The AD Security Groups tool shows all of the Active Directory group memberships for a device.
This tool queries Active Directory for group memberships.
To run the tool:
1. In your Configuration Manager console, right-click on a device.
2. Click Right Click Tools > Console Tools > AD Security Groups.
The Security Groups window that opens shows direct and nested group membership.
To add a new group:
1. In the Security Groups window, click Add New Direct Group.

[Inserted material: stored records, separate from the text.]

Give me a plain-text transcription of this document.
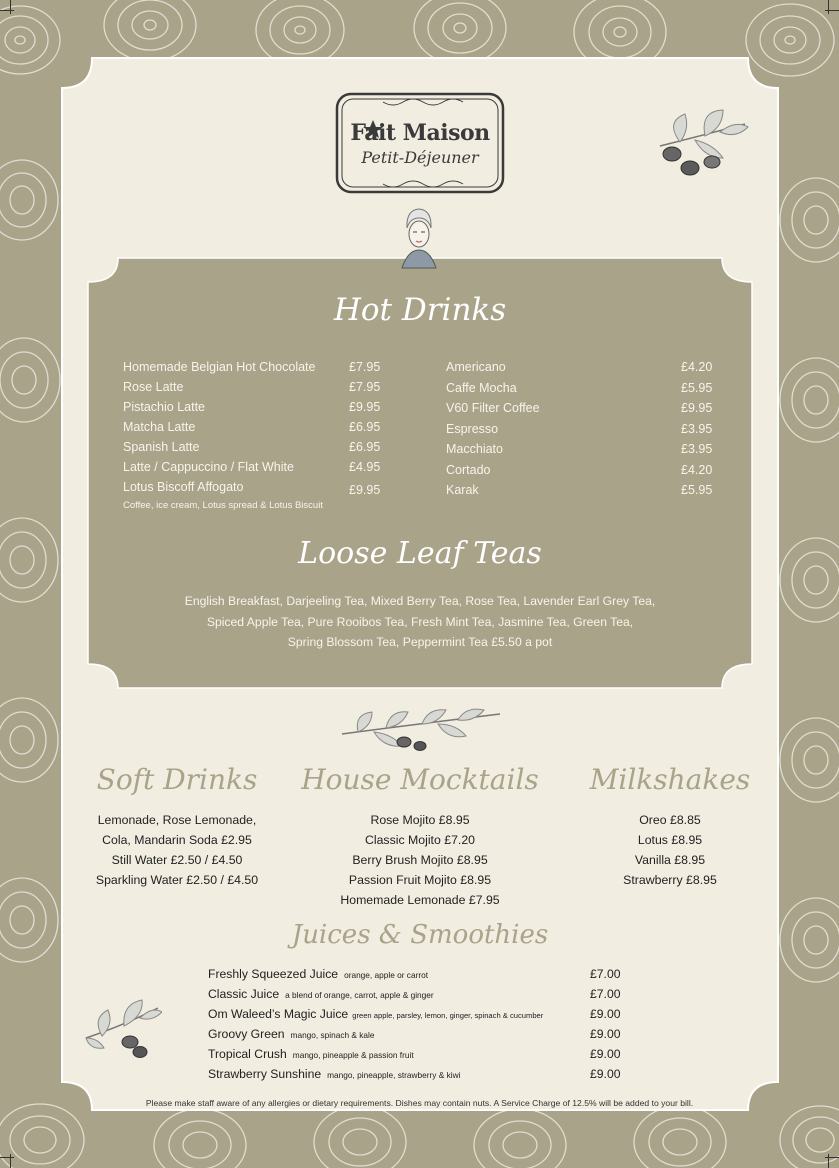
Fait Maison
Petit-Déjeuner
Hot Drinks
Homemade Belgian Hot Chocolate	£7.95
Rose Latte	£7.95
Pistachio Latte	£9.95
Matcha Latte	£6.95
Spanish Latte	£6.95
Latte / Cappuccino / Flat White	£4.95
Lotus Biscoff Affogato	£9.95
Coffee, ice cream, Lotus spread & Lotus Biscuit
Americano	£4.20
Caffe Mocha	£5.95
V60 Filter Coffee	£9.95
Espresso	£3.95
Macchiato	£3.95
Cortado	£4.20
Karak	£5.95
Loose Leaf Teas
English Breakfast, Darjeeling Tea, Mixed Berry Tea, Rose Tea, Lavender Earl Grey Tea,
Spiced Apple Tea, Pure Rooibos Tea, Fresh Mint Tea, Jasmine Tea, Green Tea,
Spring Blossom Tea, Peppermint Tea £5.50 a pot
Soft Drinks
Lemonade, Rose Lemonade,
Cola, Mandarin Soda £2.95
Still Water £2.50 / £4.50
Sparkling Water £2.50 / £4.50
House Mocktails
Rose Mojito £8.95
Classic Mojito £7.20
Berry Brush Mojito £8.95
Passion Fruit Mojito £8.95
Homemade Lemonade £7.95
Milkshakes
Oreo £8.85
Lotus £8.95
Vanilla £8.95
Strawberry £8.95
Juices & Smoothies
Freshly Squeezed Juice orange, apple or carrot	£7.00
Classic Juice a blend of orange, carrot, apple & ginger	£7.00
Om Waleed’s Magic Juice green apple, parsley, lemon, ginger, spinach & cucumber	£9.00
Groovy Green mango, spinach & kale	£9.00
Tropical Crush mango, pineapple & passion fruit	£9.00
Strawberry Sunshine mango, pineapple, strawberry & kiwi	£9.00
Please make staff aware of any allergies or dietary requirements. Dishes may contain nuts. A Service Charge of 12.5% will be added to your bill.
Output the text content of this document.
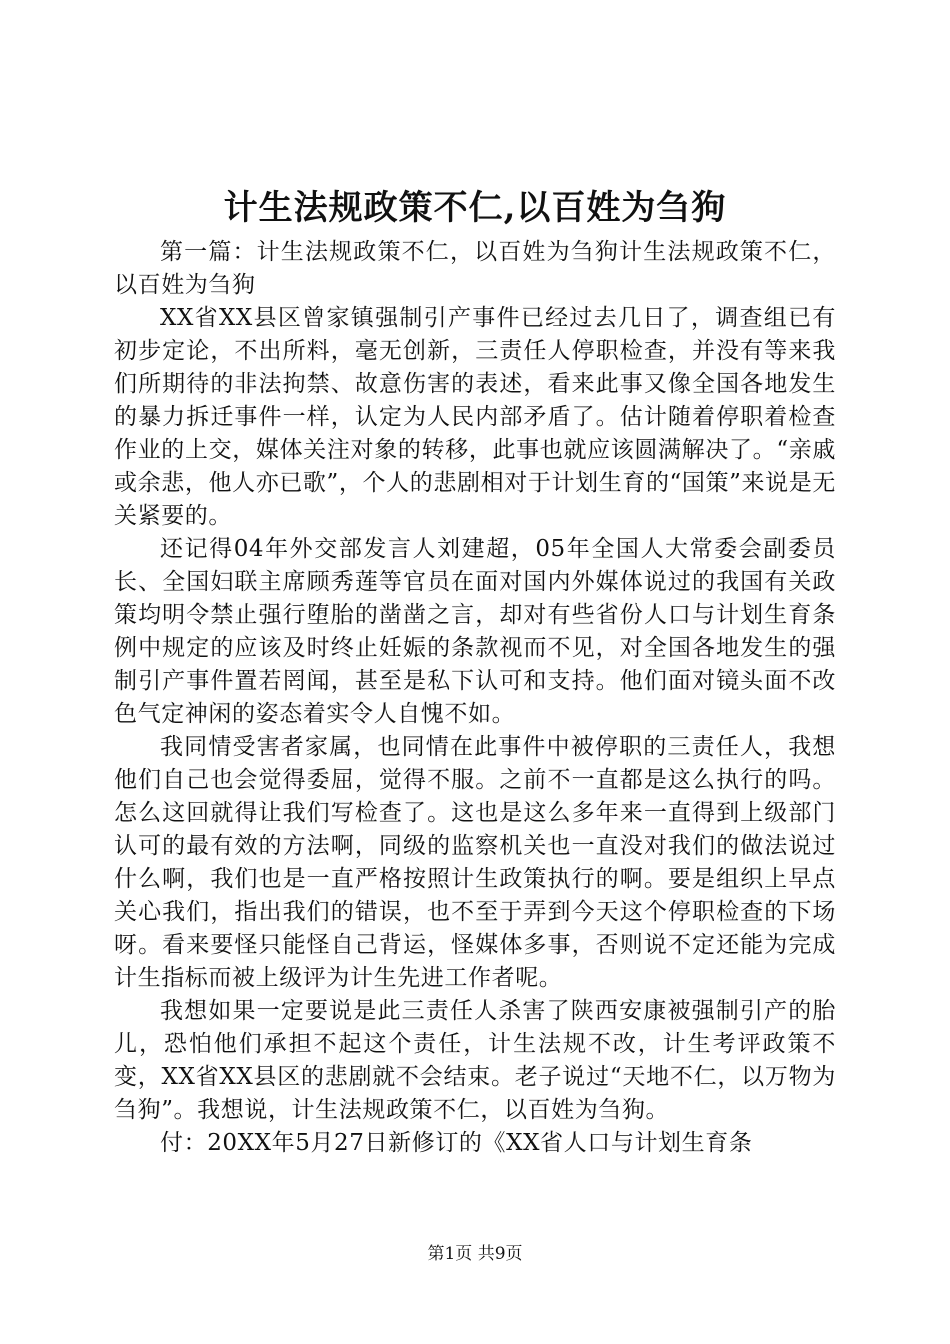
计生法规政策不仁,以百姓为刍狗

第一篇：计生法规政策不仁，以百姓为刍狗计生法规政策不仁，以百姓为刍狗

XX省XX县区曾家镇强制引产事件已经过去几日了，调查组已有初步定论，不出所料，毫无创新，三责任人停职检查，并没有等来我们所期待的非法拘禁、故意伤害的表述，看来此事又像全国各地发生的暴力拆迁事件一样，认定为人民内部矛盾了。估计随着停职着检查作业的上交，媒体关注对象的转移，此事也就应该圆满解决了。“亲戚或余悲，他人亦已歌”，个人的悲剧相对于计划生育的“国策”来说是无关紧要的。

还记得04年外交部发言人刘建超，05年全国人大常委会副委员长、全国妇联主席顾秀莲等官员在面对国内外媒体说过的我国有关政策均明令禁止强行堕胎的凿凿之言，却对有些省份人口与计划生育条例中规定的应该及时终止妊娠的条款视而不见，对全国各地发生的强制引产事件置若罔闻，甚至是私下认可和支持。他们面对镜头面不改色气定神闲的姿态着实令人自愧不如。

我同情受害者家属，也同情在此事件中被停职的三责任人，我想他们自己也会觉得委屈，觉得不服。之前不一直都是这么执行的吗。怎么这回就得让我们写检查了。这也是这么多年来一直得到上级部门认可的最有效的方法啊，同级的监察机关也一直没对我们的做法说过什么啊，我们也是一直严格按照计生政策执行的啊。要是组织上早点关心我们，指出我们的错误，也不至于弄到今天这个停职检查的下场呀。看来要怪只能怪自己背运，怪媒体多事，否则说不定还能为完成计生指标而被上级评为计生先进工作者呢。

我想如果一定要说是此三责任人杀害了陕西安康被强制引产的胎儿，恐怕他们承担不起这个责任，计生法规不改，计生考评政策不变，XX省XX县区的悲剧就不会结束。老子说过“天地不仁，以万物为刍狗”。我想说，计生法规政策不仁，以百姓为刍狗。

付：20XX年5月27日新修订的《XX省人口与计划生育条

第1页 共9页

2. In the Select Groups window that opens, click the Search button to search for a single group or multiple groups.
3. Click Add to Selected Security Groups and confirm the addition.
4. After closing the Select Groups window, click Refresh to see the updated group membership.
To remove a group:
1. In the Security Groups window, right-click on a group.
2. Click Remove from Group and confirm the removal.
3. Click Refresh to see the updated group membership.
- Requires the Query AD permission in the Active Directory plugin. Additionally, it requires the Add or Remove Account from Group permission in the Active Directory plugin if it's desired to use the Add New Direct Group or Remove from Group features of the tool.
- The AD Security Groups tool requires that the user running the tool has permissions to look at the group memberships for the object in Active Directory. The user will also need permissions to modify the memberships of group objects in Active Directory if using that part of the tool. If using a Recast Server with a service account, the service account will need the permissions listed instead of the user running the tool.